Çocukluk: Yalnızca Geçmiş mi?
Çocukluk Anılarının Etkileri Üzerine
Çocukluk yıllarımızda ileride hayatımızı oldukça etkileyecek küçük anlar yaşarız, anılar biriktiririz; belki hepsini hatırlamayız fakat her biri yaşamımızın temelini oluşturur. Bu anılar düşünüldüğünde kısmen zihnimizde belirse de aslında silinmeyecek izler bırakır ve kim olduğumuza dair ipuçları taşır. Düşünce biçimimizin, ilişkilerimizin, hayata bakışımızın derinliklerinde çoğunlukla çocukken yaşadıklarımız vardır.
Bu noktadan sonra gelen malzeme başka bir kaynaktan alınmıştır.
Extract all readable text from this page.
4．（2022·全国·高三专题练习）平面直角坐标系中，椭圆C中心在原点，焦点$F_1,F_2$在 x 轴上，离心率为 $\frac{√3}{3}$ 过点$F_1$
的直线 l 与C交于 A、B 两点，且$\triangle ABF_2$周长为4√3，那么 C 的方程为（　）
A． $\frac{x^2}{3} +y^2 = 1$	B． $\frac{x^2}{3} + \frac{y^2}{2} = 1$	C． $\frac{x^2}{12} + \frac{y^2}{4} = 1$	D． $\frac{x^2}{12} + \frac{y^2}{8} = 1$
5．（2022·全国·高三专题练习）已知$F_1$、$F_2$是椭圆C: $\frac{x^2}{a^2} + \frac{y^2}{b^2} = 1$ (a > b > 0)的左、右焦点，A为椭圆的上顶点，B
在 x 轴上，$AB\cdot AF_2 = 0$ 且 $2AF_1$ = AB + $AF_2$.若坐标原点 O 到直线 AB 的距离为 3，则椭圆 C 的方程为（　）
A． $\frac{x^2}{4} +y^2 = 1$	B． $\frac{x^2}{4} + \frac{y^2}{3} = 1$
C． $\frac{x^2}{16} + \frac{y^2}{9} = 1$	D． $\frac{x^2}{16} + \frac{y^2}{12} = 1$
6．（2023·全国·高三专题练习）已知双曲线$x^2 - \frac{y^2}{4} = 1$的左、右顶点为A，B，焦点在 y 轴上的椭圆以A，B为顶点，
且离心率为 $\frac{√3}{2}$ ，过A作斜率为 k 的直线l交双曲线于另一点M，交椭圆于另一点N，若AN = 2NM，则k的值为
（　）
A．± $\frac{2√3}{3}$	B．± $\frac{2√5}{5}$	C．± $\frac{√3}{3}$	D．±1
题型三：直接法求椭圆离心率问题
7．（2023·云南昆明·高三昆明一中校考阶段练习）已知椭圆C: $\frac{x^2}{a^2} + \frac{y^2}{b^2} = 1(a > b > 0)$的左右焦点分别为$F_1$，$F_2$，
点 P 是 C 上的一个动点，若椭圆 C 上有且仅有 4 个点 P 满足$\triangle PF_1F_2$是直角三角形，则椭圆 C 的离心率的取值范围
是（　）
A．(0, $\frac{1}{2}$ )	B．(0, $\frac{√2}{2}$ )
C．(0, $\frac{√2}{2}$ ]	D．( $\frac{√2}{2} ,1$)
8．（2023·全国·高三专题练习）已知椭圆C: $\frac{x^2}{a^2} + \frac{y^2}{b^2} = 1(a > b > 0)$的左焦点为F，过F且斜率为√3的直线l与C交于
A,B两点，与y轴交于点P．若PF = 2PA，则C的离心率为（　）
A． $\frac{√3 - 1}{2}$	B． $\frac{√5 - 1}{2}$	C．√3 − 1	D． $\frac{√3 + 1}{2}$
Güvenli ve sevgi dolu bir ortamda büyümenin önemi de buradan gelir; sizi olduğunuz gibi kabullenen, koşulsuz destekleyen bir aileye sahip olmak hayatta edinilebilir en önemli şanslardan biridir.
Bahsi geçen ailelerde yetişen bireylerin algıları gelişmiş, özgüvenleri yüksek, insanlarla ilişkileri çok daha sağlıklı olmaya meyillidir. Tam aksine, hatıralarında yaralar olan, kırılganlığa sebebiyet verebilecek deneyimler yaşamış, kendini hiçbir zaman tam güvende ve desteklenmiş hissedememiş bireyler ise hayatlarında çoğu zaman temkinli olmak, güçlü görünmek durumunda kalırlar. Aile kişiyi yalnızca belirli bir yaşa koruyup kolluyor, besleyip büyütüyor; kişiyle bir süreliğine aynı çatıyı paylaşıyor gibi gözükse de çocukluk yıllarında bize eşlik eden bu görünür kalkan aslında hayat boyu görünmez bir şekilde bizi çevrelemeye devam ediyor. Bu sebeple aile sıcaklığını ve güvenini hissedememiş olmak bireylerin hayata bir adım geride başlamalarına sebep olabilir. Kişi yaşadığı bu eksikliği farklı yollarla tamamlamak isteyebilir, tüm gücü kendinde bulana dek enerjisini tüketebilir. Oysa ki doğan her bebeğin hak ettiği sevgi dolu bir yuvadır, doğmanın teminatı bu olmalıdır. Bahsi geçen atmosferi sağlayamayacak kişilerin ebeveyn olmaması gerekir. İlgisiz ebeveynlerin birkaç yılına tekabül eden, kaynağı oldukları bu sevgisizlik dönemi doğan çocuklarının ömrüne mâl oluyor. Bunun bilincinde olarak dünyaya bir birey getirme kararını vermek daha sağlıklı olacaktır.
Olumsuzluklarını bir kenara bırakarak; güzel hatıralarla sarmalanmış bir çocukluk dönemi bizi bugün de mutlu etmeye devam eder. Zaman zaman hatırladığımız anılar hayatın karmaşası içinde huzur bulmamıza yardımcı olur. Bir zamanlar hissettiğimiz o en saf, en sade duyguları bir anlığına da olsa hissetmek bizi rahatlatır. Böyle anlarda çocukluk anılarının yalnızca geçmişten bir hatıra değil, bugünümüze de yön veren pusulalar olduğunu fark ederiz. Bu nedenle içinde bulunduğumuz yaşamı her adımında anlamlandırabilmek için çocukluğumuzu sahiplenmek gerekir.
O yılları sahiplendiğiniz, içselleştirdiğiniz zaman fark edeceksiniz ki büyüdükçe çocukluğuna yaklaşmak insanın doğasında var. Bırakın içinizdeki çocuk zamanında yaşayamadıklarını da sizinle yaşasın.